The majority of the population spent between 8-12% of their time in people-oriented activities.

Whereas, the alpha-traits spent between 60-80% of their time in these activities in any given week.

For example, one interim programme manager told us: “I made it my business when I came here to immerse myself in the business community, to understand who was who, and how they functioned.”

  • Self-aware. We didn’t intend to validate this bedrock of emotional intelligence, but this emerged quite strongly. The alpha-traits took seriously “thinking about my thinking”, challenging their hypotheses and seeking to improve their working priorities. An indicator of this was that they could all articulate their top five most important areas, whereas the majority struggled to list five.

Dr Norma Wood, as Interim Director General at the Major Projects Authority (MPA), was responsible for the oversight of a public annual portfolio in the UK Government of £440billion. Part of MPA’s initiative is to improve the performance of these major projects through their leadership academy. She reflects that the module on “Personal Mastery” is one of the most illuminating in the whole programme.

The Dreyfus brothers similarly formulated their skills acquisition model. It seems that the Competent, Proficient and Expert levels are more context-specific, intuitive, but also people at these levels ‘own’ their own learning and actively work on honing their skills.

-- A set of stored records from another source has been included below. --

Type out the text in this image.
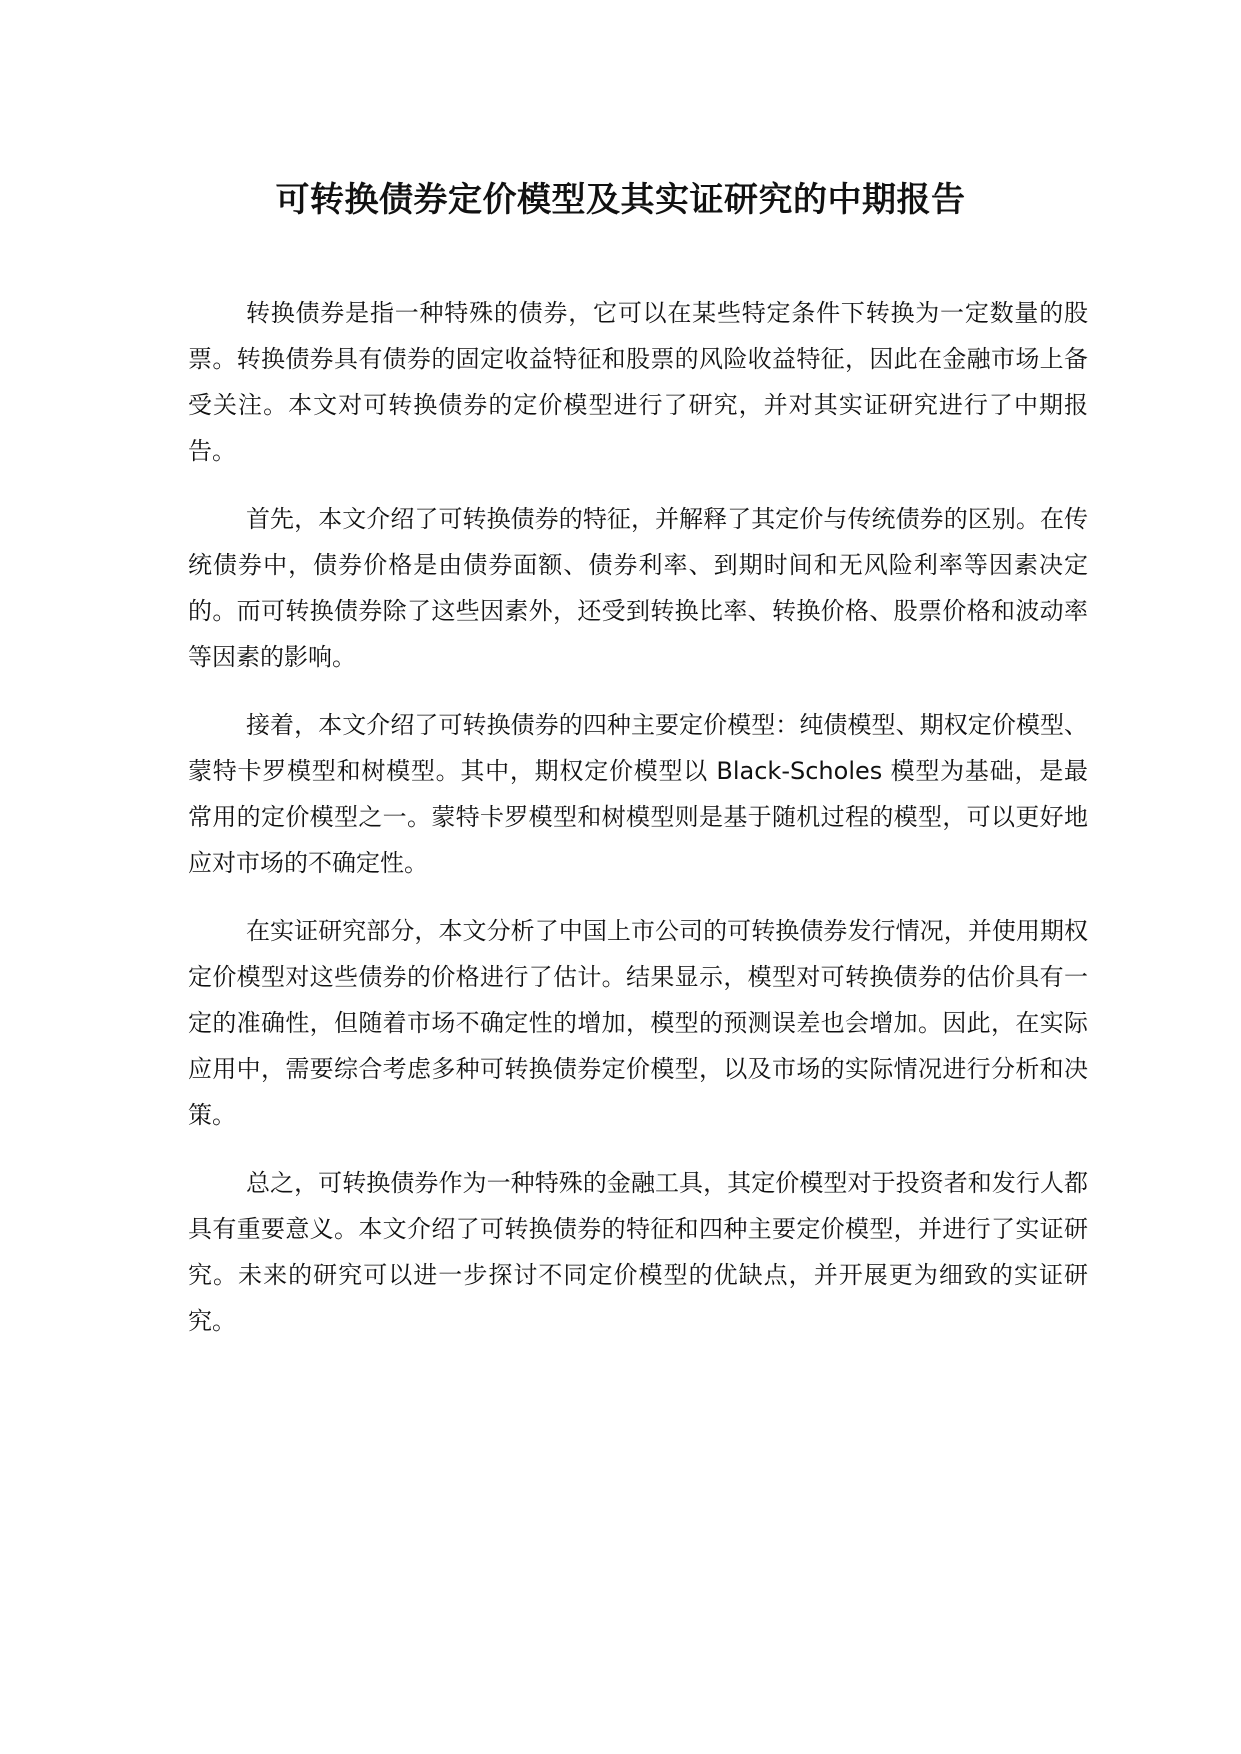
可转换债券定价模型及其实证研究的中期报告

转换债券是指一种特殊的债券，它可以在某些特定条件下转换为一定数量的股票。转换债券具有债券的固定收益特征和股票的风险收益特征，因此在金融市场上备受关注。本文对可转换债券的定价模型进行了研究，并对其实证研究进行了中期报告。

首先，本文介绍了可转换债券的特征，并解释了其定价与传统债券的区别。在传统债券中，债券价格是由债券面额、债券利率、到期时间和无风险利率等因素决定的。而可转换债券除了这些因素外，还受到转换比率、转换价格、股票价格和波动率等因素的影响。

接着，本文介绍了可转换债券的四种主要定价模型：纯债模型、期权定价模型、蒙特卡罗模型和树模型。其中，期权定价模型以 Black-Scholes 模型为基础，是最常用的定价模型之一。蒙特卡罗模型和树模型则是基于随机过程的模型，可以更好地应对市场的不确定性。

在实证研究部分，本文分析了中国上市公司的可转换债券发行情况，并使用期权定价模型对这些债券的价格进行了估计。结果显示，模型对可转换债券的估价具有一定的准确性，但随着市场不确定性的增加，模型的预测误差也会增加。因此，在实际应用中，需要综合考虑多种可转换债券定价模型，以及市场的实际情况进行分析和决策。

总之，可转换债券作为一种特殊的金融工具，其定价模型对于投资者和发行人都具有重要意义。本文介绍了可转换债券的特征和四种主要定价模型，并进行了实证研究。未来的研究可以进一步探讨不同定价模型的优缺点，并开展更为细致的实证研究。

Most of organisation’s L&D efforts invest in the lower order of competence levels, and fail to use alpha-traits as models and coaches.

If we are not yet at the alpha-trait level, most of the patterns we observe, especially with the tyranny of the urgent, feel counter-intuitive, rather like steering a rear-wheel car into a skid.

We need to reappraise what is important to our work. Our focus isn’t necessarily wrong, just limited and unbalanced. We need to see the bigger picture. Our alpha-traits seem to notice more as relevant in their work that others often miss, such as the quality of relationships with key stakeholders.


In my recent book, Practical People Engagement, I propose the Value Ladder as representing the key states in the business life cycle of change – deliver, use, embed – as steps on a ladder. What binds these steps together throughout the life cycle from start to finish are a leaning to action and a leaning to relationships.

We can view these steps as a transition model going through Kurt Lewin’s three states of Unfreeze, Move (use), and Refreeze (embed). What goes with this is the task of working with people to maximise benefit realisation. If we view this journey through these three states from the point of view of business stakeholders learning new competences, then we can expect a dip in performance when they hit conscious incompetence. This is not often allowed for in business case planning.

Again, I contend we have been focusing, emphasising the wrong things. The good news is that we can consciously learn to develop these new behaviours.